Preaching is important. The Apostle Paul encourages his young friend Timothy to preach the word, in season and out of season (2 Timothy 4:2). As pastors and Christian leaders, this means we must always be prepared to preach and effectively communicate the transforming power of new life in Christ.
Most pastors aspire to be good preachers and we’ve all heard our share of sermons. Some great, many good, and some not so good. Effective preaching can be tricky. You must discern what God is saying, put it down on paper (or your laptop), and turn it into a sermon. Then you need to deliver that sermon to a crowd of people with different backgrounds, diverse needs and varying levels of spiritual maturity. And, of course, your goal isn’t that people will just hear your message, but that it goes beyond their ears and penetrates their hearts so that their lives, priorities and actions are changed. Every week!

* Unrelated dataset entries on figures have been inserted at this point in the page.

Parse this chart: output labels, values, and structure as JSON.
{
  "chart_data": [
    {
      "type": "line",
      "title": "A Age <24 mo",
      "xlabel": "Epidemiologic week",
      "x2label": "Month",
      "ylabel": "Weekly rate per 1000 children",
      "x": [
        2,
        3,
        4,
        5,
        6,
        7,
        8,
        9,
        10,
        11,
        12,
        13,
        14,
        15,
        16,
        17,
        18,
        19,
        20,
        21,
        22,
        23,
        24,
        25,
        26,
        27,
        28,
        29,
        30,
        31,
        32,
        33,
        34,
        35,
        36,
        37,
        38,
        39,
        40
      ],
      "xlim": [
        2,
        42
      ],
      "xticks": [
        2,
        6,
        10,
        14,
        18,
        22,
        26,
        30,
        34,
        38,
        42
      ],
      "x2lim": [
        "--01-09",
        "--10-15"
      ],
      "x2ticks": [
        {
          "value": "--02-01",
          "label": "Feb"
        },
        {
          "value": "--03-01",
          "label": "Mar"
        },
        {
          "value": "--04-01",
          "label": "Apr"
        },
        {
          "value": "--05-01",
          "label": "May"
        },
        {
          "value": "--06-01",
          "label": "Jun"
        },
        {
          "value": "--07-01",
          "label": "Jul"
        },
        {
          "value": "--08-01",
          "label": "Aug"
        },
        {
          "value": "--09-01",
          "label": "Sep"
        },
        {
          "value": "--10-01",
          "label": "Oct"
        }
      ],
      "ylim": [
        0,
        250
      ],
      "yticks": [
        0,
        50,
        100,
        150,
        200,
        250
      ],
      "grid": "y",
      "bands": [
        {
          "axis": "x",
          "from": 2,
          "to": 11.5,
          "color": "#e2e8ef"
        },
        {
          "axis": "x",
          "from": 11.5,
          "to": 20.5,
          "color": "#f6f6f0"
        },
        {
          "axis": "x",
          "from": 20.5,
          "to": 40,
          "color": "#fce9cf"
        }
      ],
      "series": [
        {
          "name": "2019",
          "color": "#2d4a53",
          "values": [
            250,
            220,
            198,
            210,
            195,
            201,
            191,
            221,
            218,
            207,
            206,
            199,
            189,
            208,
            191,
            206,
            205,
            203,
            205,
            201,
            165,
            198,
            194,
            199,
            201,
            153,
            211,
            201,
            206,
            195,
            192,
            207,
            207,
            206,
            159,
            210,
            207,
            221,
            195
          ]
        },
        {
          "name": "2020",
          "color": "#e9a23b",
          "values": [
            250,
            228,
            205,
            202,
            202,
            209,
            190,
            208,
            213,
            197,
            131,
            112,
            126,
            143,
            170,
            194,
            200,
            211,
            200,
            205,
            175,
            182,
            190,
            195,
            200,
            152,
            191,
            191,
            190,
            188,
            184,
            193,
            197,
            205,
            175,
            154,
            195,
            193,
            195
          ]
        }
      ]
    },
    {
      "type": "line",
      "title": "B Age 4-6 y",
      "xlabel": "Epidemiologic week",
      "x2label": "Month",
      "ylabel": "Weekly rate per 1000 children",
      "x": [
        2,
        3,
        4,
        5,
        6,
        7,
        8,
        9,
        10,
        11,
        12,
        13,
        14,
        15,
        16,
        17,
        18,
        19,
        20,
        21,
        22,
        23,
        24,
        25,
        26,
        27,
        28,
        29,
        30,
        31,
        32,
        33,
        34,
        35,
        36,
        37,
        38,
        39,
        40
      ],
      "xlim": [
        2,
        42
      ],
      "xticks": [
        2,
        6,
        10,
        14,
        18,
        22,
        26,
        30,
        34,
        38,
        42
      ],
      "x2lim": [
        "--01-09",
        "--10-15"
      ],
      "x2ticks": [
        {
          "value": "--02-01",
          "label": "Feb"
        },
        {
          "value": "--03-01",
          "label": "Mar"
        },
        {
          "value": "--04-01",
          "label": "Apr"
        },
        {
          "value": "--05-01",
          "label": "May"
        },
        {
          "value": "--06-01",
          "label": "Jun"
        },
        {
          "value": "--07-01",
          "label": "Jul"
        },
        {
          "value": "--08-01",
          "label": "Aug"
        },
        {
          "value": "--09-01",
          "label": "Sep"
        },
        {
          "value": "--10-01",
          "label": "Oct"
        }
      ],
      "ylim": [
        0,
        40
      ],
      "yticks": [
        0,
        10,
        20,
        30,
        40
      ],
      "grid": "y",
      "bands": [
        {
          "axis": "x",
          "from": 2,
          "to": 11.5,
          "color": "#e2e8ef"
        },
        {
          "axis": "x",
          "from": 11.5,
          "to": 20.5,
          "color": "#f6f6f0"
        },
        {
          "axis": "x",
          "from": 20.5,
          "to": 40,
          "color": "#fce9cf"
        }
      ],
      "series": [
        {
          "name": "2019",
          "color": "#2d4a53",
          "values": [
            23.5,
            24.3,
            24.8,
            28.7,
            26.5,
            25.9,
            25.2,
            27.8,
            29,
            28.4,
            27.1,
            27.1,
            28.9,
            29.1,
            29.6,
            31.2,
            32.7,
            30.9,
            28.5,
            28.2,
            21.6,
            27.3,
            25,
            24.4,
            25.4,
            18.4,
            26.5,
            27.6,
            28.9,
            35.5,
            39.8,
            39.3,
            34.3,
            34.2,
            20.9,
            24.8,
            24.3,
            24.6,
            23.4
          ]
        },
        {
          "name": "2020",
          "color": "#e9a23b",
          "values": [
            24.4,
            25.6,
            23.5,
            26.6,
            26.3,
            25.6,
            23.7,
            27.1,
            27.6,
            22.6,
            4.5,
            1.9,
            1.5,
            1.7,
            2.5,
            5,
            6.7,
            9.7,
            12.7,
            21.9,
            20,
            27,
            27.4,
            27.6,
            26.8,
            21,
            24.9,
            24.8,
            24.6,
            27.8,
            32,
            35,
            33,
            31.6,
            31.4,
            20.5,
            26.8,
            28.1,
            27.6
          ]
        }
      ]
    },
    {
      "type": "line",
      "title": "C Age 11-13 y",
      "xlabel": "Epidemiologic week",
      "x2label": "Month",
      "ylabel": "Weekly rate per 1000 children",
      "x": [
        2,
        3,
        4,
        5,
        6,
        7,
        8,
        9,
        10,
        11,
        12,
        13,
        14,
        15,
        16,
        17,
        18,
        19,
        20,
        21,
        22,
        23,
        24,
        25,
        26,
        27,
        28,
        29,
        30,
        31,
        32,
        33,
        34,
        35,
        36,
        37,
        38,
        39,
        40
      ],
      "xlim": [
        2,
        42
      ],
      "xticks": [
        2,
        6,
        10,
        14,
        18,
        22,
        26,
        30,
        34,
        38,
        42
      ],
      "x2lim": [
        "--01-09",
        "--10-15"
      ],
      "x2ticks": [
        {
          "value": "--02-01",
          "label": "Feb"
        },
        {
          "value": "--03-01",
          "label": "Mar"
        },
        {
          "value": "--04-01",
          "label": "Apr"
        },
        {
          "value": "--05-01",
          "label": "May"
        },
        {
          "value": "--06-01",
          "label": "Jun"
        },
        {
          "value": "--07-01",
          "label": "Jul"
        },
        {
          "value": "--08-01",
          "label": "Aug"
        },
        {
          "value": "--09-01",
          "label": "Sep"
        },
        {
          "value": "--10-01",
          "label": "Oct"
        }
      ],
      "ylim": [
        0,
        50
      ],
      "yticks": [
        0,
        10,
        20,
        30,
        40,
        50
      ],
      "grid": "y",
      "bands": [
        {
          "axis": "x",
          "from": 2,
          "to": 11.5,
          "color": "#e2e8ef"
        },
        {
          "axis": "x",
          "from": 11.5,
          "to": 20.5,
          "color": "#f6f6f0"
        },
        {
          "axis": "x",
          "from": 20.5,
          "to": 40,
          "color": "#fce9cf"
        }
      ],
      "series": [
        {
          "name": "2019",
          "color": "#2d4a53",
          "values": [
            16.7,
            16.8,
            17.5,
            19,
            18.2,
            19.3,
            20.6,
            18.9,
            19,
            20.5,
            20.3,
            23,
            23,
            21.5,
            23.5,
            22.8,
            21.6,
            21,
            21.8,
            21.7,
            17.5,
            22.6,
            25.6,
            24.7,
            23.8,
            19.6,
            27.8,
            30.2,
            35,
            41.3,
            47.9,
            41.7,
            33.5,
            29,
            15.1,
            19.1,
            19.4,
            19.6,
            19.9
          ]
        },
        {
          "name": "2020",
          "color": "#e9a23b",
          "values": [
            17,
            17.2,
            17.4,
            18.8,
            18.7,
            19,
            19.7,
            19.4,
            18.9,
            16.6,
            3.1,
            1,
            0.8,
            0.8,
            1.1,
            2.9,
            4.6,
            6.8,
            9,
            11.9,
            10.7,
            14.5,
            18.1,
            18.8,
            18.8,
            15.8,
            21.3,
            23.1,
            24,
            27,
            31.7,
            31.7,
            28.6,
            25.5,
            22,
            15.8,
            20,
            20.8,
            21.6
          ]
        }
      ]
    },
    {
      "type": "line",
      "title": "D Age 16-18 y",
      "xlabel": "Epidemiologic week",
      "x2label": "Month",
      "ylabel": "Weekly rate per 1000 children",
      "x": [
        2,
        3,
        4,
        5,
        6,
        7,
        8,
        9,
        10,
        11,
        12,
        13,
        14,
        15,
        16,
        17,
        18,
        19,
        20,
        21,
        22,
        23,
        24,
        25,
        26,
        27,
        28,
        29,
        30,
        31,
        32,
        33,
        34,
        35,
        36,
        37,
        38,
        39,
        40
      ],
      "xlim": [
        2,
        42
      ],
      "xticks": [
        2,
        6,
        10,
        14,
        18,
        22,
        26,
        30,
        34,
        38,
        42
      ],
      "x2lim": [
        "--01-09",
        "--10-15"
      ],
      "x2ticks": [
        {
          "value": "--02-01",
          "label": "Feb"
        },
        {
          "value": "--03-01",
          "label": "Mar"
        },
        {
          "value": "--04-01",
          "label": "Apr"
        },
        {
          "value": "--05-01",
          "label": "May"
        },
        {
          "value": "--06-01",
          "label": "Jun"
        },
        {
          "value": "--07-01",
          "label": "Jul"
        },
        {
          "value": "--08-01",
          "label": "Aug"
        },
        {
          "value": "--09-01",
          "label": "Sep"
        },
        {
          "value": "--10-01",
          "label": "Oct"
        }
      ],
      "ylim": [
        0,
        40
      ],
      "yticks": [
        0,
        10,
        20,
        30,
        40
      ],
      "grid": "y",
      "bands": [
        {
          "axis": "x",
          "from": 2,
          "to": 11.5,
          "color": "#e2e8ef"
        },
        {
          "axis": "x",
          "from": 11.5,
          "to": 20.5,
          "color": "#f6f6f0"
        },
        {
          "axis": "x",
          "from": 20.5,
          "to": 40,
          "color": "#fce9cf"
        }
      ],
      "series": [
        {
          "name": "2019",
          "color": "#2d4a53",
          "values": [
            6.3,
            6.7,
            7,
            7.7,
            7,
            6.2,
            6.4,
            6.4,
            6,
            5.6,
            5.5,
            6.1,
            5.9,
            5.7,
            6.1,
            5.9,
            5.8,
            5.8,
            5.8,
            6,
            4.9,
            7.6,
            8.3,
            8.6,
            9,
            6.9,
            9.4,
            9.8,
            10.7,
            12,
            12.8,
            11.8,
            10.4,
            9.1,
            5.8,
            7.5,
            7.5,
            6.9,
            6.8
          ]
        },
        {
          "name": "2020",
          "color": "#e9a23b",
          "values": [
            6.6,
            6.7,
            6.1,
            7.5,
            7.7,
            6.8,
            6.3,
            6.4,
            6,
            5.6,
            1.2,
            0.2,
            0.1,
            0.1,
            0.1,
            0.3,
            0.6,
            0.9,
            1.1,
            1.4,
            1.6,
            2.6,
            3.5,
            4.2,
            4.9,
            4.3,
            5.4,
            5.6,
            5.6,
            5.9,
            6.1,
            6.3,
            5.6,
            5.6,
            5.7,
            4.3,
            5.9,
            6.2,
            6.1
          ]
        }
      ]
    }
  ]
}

That’s no small task and we deeply rely of God’s help and the Holy Spirit’s anointing to get that accomplished. While our culture and methods change, the word of God does not. And as preachers, we need to take this to heart as we are entrusted with communicating the gospel to the people of our day. Here are three preaching essentials to effectively reach people of today’s culture.
In the first chapter of John’s gospel, Jesus is referred to as the Word (logos, in Greek). Jesus is the central person of the gospels. So, pointing people to Jesus should be one foundational component of our preaching. Whether you preach verse by verse or talk about different Biblical themes or contemporary topics, the basis of the words must be rooted in the truth of scripture and the reality of the person of Jesus. Doing anything less would be a sad disservice to your people.
But we’ve probably all heard sermons that spoke truth but somehow missed the mark at connecting with people. And while the Old Testament prophet Isaiah said that his words will certainly accomplish their purposes (Isaiah 55:11), we can help our listeners connect with our words by using a few, simple techniques.
Jesus was a master story teller. He told stories of fathers, farmers and fishermen. We typically call his stories parables, which are simply stories with a central message. Jesus often used them to back up the point he was making. And that’s a good example for us to follow.
Personal stories are tools that help our listeners not only relate to us, but also reinforce the point we are making. After all, what good is a great message if people don’t remember it? A well-placed story can be the difference between a good sermon, and a great, memorable message that impacts a life.
Another technique to effectively reach this generation is the careful and appropriate use of humor. Some think humor is frivolous and should not be used in communicating such an important message as the gospel of Jesus Christ. And while there is no more important message to preach, humor can be used to help listeners relate to the preacher.
When a new person sits down in the pews of your church, he doesn’t know you, and probably doesn’t trust you. Many people today view pastors with suspicion, so one major hurdle preachers need to address is making a trusting connection with their audience. The use of humor can do this. If your audience can laugh with you (or at you), it breaks down barriers and builds trust.
But a word of caution. Humor should not be used as an end in itself. It must be carefully applied as a technique to draw people in and break down barriers. Laughter sets people at ease and creates an open atmosphere to hear the message you’ve worked hard to prepare. So be careful how you use humor and make sure it serves its intended purpose.
In your pursuit to engage culture and effectively communicate to this generation, the skillful use of word, story and humor will go a long way in effectively sharing the good news message of Jesus.